Аббат взглянул Жилю в лицо, и у него возникло странное впечатление, будто он видит это лицо впервые, может быть потому, что он уже давно не смотрел на юношу вблизи. Это больше не было лицо ребенка, каким было еще недавно, но походило уже на лицо мужчины, несмотря на нежный рисунок насмешливо сжатых губ. Черты лица были тонкими, но четкими и гордыми, челюсти – мощными, нос с небольшой горбинкой – высокомерным, бледно-голубые, почти серые глаза под прямыми бровями, расположенными слегка вкось, сверкали ледяным блеском, так смутившим недавно Йана Маодана. Руки, хотя и плохо ухоженные, были великолепной формы… Короче говоря, все в этом мальчике с небрежной походкой говорило о гордой пылкости и жизненной силе той породы людей, которую трудно приучить к дисциплине… и эти качества соединялись с обольстительностью, опасной в священнослужителе.

«Если его мать надеется сделать из него сельского кюре, значит, она никогда не глядела на него внимательно, – в изумлении подумал аббат, обеспокоенный результатами произведенного им осмотра. – Все женщины будут сходить по нему с ума, что повлечет за собой множество драм. Конечно, он мог бы надеяться на получение епископства или аббатства, но от этого он станет для женщин еще опаснее. Его рождение, к несчастью, не даст ему возможности подняться до высших ступеней. Походит на знатного сеньора, но всего лишь бастард! Все это не предвещает ничего хорошего…»

Встревоженный долгим молчанием аббата Гринна. Жиль наконец осмелился задать ему вопрос:

– Вы ничего не говорите, господин аббат! Могу ли я спросить вас, о чем вы думаете?

Аббат удержал вздох. Его долг перед матерью Жиля не позволял высказаться определенно. Он удовольствовался тем, что мягко заметил:

– Я думал о том, что вы ошибаетесь, что ваша мать действительно имеет права на вас, а также и право силой отправить вас в семинарию… или возвратить вас туда-с помощью стражников, если вам вдруг вздумается сбежать! Вы и сами все это прекрасно знаете! Однако скажите мне, почему вы не хотите больше служить Богу?

Жиль вперил свой сверкающий взор в глаза молодого священника.

– Разве Богу можно служить только в сутане? – спросил он с вызовом. – Я думал, что каждый человек, делающий дело, для которого рожден, и повинующийся законам Господа нашего, является хорошим служителем Господа!

– Не мне отрицать это! Однако ваша матушка полагает, что вы рождены именно для такой жизни… и она любит вас.

– Нет!

Слово это прозвучало как удар бича, как пощечина аббату Гринну, который, ужаснувшись, запротестовал:

– Замолчите! Как вы можете так кощунствовать!

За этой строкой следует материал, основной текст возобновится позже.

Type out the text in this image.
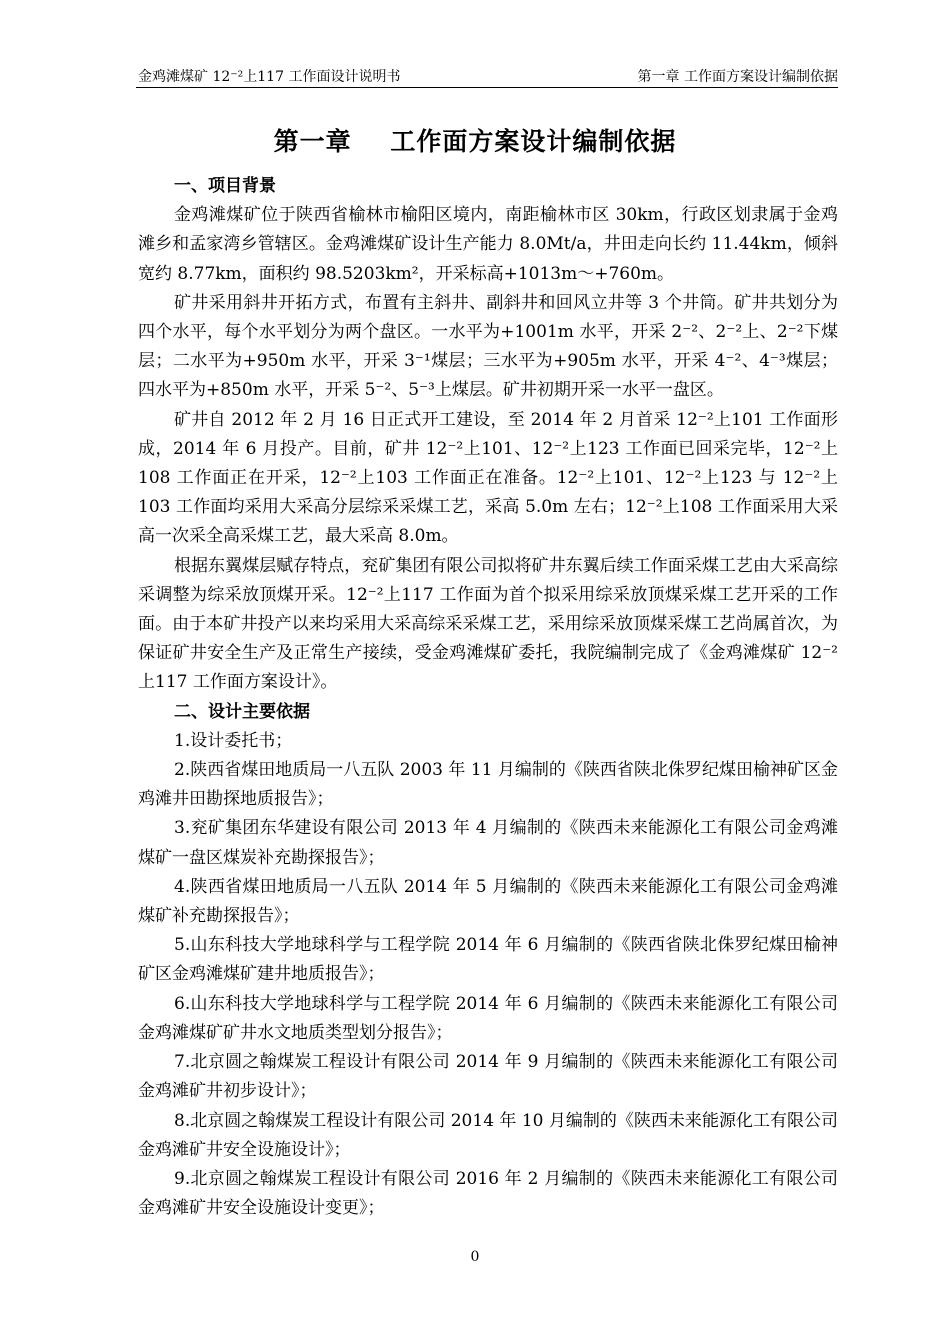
金鸡滩煤矿 12⁻²上117 工作面设计说明书	第一章 工作面方案设计编制依据
第一章    工作面方案设计编制依据
一、项目背景
金鸡滩煤矿位于陕西省榆林市榆阳区境内，南距榆林市区 30km，行政区划隶属于金鸡滩乡和孟家湾乡管辖区。金鸡滩煤矿设计生产能力 8.0Mt/a，井田走向长约 11.44km，倾斜宽约 8.77km，面积约 98.5203km²，开采标高+1013m～+760m。
矿井采用斜井开拓方式，布置有主斜井、副斜井和回风立井等 3 个井筒。矿井共划分为四个水平，每个水平划分为两个盘区。一水平为+1001m 水平，开采 2⁻²、2⁻²上、2⁻²下煤层；二水平为+950m 水平，开采 3⁻¹煤层；三水平为+905m 水平，开采 4⁻²、4⁻³煤层；四水平为+850m 水平，开采 5⁻²、5⁻³上煤层。矿井初期开采一水平一盘区。
矿井自 2012 年 2 月 16 日正式开工建设，至 2014 年 2 月首采 12⁻²上101 工作面形成，2014 年 6 月投产。目前，矿井 12⁻²上101、12⁻²上123 工作面已回采完毕，12⁻²上108 工作面正在开采，12⁻²上103 工作面正在准备。12⁻²上101、12⁻²上123 与 12⁻²上103 工作面均采用大采高分层综采采煤工艺，采高 5.0m 左右；12⁻²上108 工作面采用大采高一次采全高采煤工艺，最大采高 8.0m。
根据东翼煤层赋存特点，兖矿集团有限公司拟将矿井东翼后续工作面采煤工艺由大采高综采调整为综采放顶煤开采。12⁻²上117 工作面为首个拟采用综采放顶煤采煤工艺开采的工作面。由于本矿井投产以来均采用大采高综采采煤工艺，采用综采放顶煤采煤工艺尚属首次，为保证矿井安全生产及正常生产接续，受金鸡滩煤矿委托，我院编制完成了《金鸡滩煤矿 12⁻²上117 工作面方案设计》。
二、设计主要依据
1.设计委托书；
2.陕西省煤田地质局一八五队 2003 年 11 月编制的《陕西省陕北侏罗纪煤田榆神矿区金鸡滩井田勘探地质报告》；
3.兖矿集团东华建设有限公司 2013 年 4 月编制的《陕西未来能源化工有限公司金鸡滩煤矿一盘区煤炭补充勘探报告》；
4.陕西省煤田地质局一八五队 2014 年 5 月编制的《陕西未来能源化工有限公司金鸡滩煤矿补充勘探报告》；
5.山东科技大学地球科学与工程学院 2014 年 6 月编制的《陕西省陕北侏罗纪煤田榆神矿区金鸡滩煤矿建井地质报告》；
6.山东科技大学地球科学与工程学院 2014 年 6 月编制的《陕西未来能源化工有限公司金鸡滩煤矿矿井水文地质类型划分报告》；
7.北京圆之翰煤炭工程设计有限公司 2014 年 9 月编制的《陕西未来能源化工有限公司金鸡滩矿井初步设计》；
8.北京圆之翰煤炭工程设计有限公司 2014 年 10 月编制的《陕西未来能源化工有限公司金鸡滩矿井安全设施设计》；
9.北京圆之翰煤炭工程设计有限公司 2016 年 2 月编制的《陕西未来能源化工有限公司金鸡滩矿井安全设施设计变更》；
0
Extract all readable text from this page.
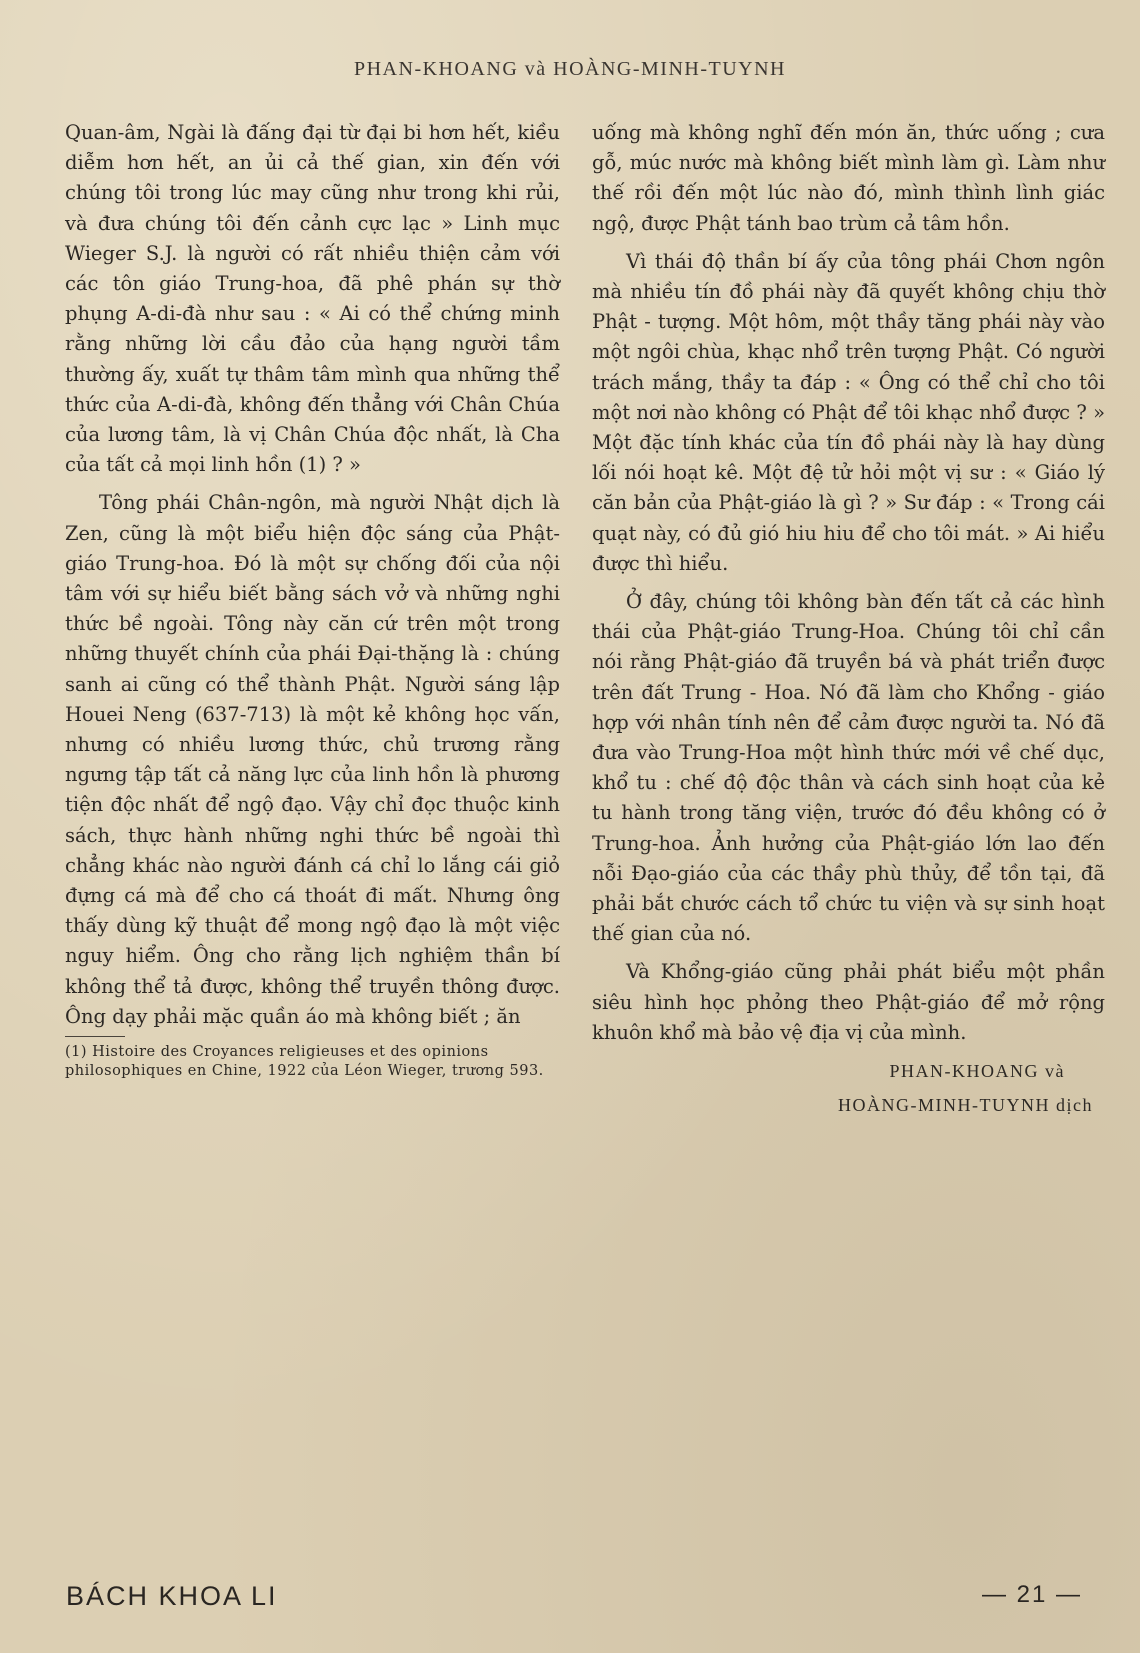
PHAN-KHOANG và HOÀNG-MINH-TUYNH

Quan-âm, Ngài là đấng đại từ đại bi hơn hết, kiều diễm hơn hết, an ủi cả thế gian, xin đến với chúng tôi trong lúc may cũng như trong khi rủi, và đưa chúng tôi đến cảnh cực lạc » Linh mục Wieger S.J. là người có rất nhiều thiện cảm với các tôn giáo Trung-hoa, đã phê phán sự thờ phụng A-di-đà như sau : « Ai có thể chứng minh rằng những lời cầu đảo của hạng người tầm thường ấy, xuất tự thâm tâm mình qua những thể thức của A-di-đà, không đến thẳng với Chân Chúa của lương tâm, là vị Chân Chúa độc nhất, là Cha của tất cả mọi linh hồn (1) ? »

Tông phái Chân-ngôn, mà người Nhật dịch là Zen, cũng là một biểu hiện độc sáng của Phật-giáo Trung-hoa. Đó là một sự chống đối của nội tâm với sự hiểu biết bằng sách vở và những nghi thức bề ngoài. Tông này căn cứ trên một trong những thuyết chính của phái Đại-thặng là : chúng sanh ai cũng có thể thành Phật. Người sáng lập Houei Neng (637-713) là một kẻ không học vấn, nhưng có nhiều lương thức, chủ trương rằng ngưng tập tất cả năng lực của linh hồn là phương tiện độc nhất để ngộ đạo. Vậy chỉ đọc thuộc kinh sách, thực hành những nghi thức bề ngoài thì chẳng khác nào người đánh cá chỉ lo lắng cái giỏ đựng cá mà để cho cá thoát đi mất. Nhưng ông thấy dùng kỹ thuật để mong ngộ đạo là một việc nguy hiểm. Ông cho rằng lịch nghiệm thần bí không thể tả được, không thể truyền thông được. Ông dạy phải mặc quần áo mà không biết ; ăn

(1) Histoire des Croyances religieuses et des opinions philosophiques en Chine, 1922 của Léon Wieger, trương 593.

uống mà không nghĩ đến món ăn, thức uống ; cưa gỗ, múc nước mà không biết mình làm gì. Làm như thế rồi đến một lúc nào đó, mình thình lình giác ngộ, được Phật tánh bao trùm cả tâm hồn.

Vì thái độ thần bí ấy của tông phái Chơn ngôn mà nhiều tín đồ phái này đã quyết không chịu thờ Phật - tượng. Một hôm, một thầy tăng phái này vào một ngôi chùa, khạc nhổ trên tượng Phật. Có người trách mắng, thầy ta đáp : « Ông có thể chỉ cho tôi một nơi nào không có Phật để tôi khạc nhổ được ? » Một đặc tính khác của tín đồ phái này là hay dùng lối nói hoạt kê. Một đệ tử hỏi một vị sư : « Giáo lý căn bản của Phật-giáo là gì ? » Sư đáp : « Trong cái quạt này, có đủ gió hiu hiu để cho tôi mát. » Ai hiểu được thì hiểu.

Ở đây, chúng tôi không bàn đến tất cả các hình thái của Phật-giáo Trung-Hoa. Chúng tôi chỉ cần nói rằng Phật-giáo đã truyền bá và phát triển được trên đất Trung - Hoa. Nó đã làm cho Khổng - giáo hợp với nhân tính nên để cảm được người ta. Nó đã đưa vào Trung-Hoa một hình thức mới về chế dục, khổ tu : chế độ độc thân và cách sinh hoạt của kẻ tu hành trong tăng viện, trước đó đều không có ở Trung-hoa. Ảnh hưởng của Phật-giáo lớn lao đến nỗi Đạo-giáo của các thầy phù thủy, để tồn tại, đã phải bắt chước cách tổ chức tu viện và sự sinh hoạt thế gian của nó.

Và Khổng-giáo cũng phải phát biểu một phần siêu hình học phỏng theo Phật-giáo để mở rộng khuôn khổ mà bảo vệ địa vị của mình.

PHAN-KHOANG và
HOÀNG-MINH-TUYNH dịch
BÁCH KHOA LI	— 21 —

– Разве высказанная правда – это кощунство? Моя мать любит одного лишь Бога. Она не только никогда не хотела, чтобы я появился на свет, но мое рождение сломало ей жизнь, которую она всей душою желала провести, удалившись елико возможно от земных забот. Один мой вид причиняет ей страдания, потому что я являюсь для нее живым укором, вечным напоминанием о совершенном грехе, о человеке, ставшем между нею и любовью к Богу и принудившем ее остаться узницей ненавистного ей мира. Вот почему она требует, чтобы я стал священником, а еще потому, что тогда она почувствует, что получила прощение, что искупила свой грех… Жертва за жертву, святой отец! Но ведь она не Авраам, и я не думаю, чтобы Господь просил у нее мою жизнь.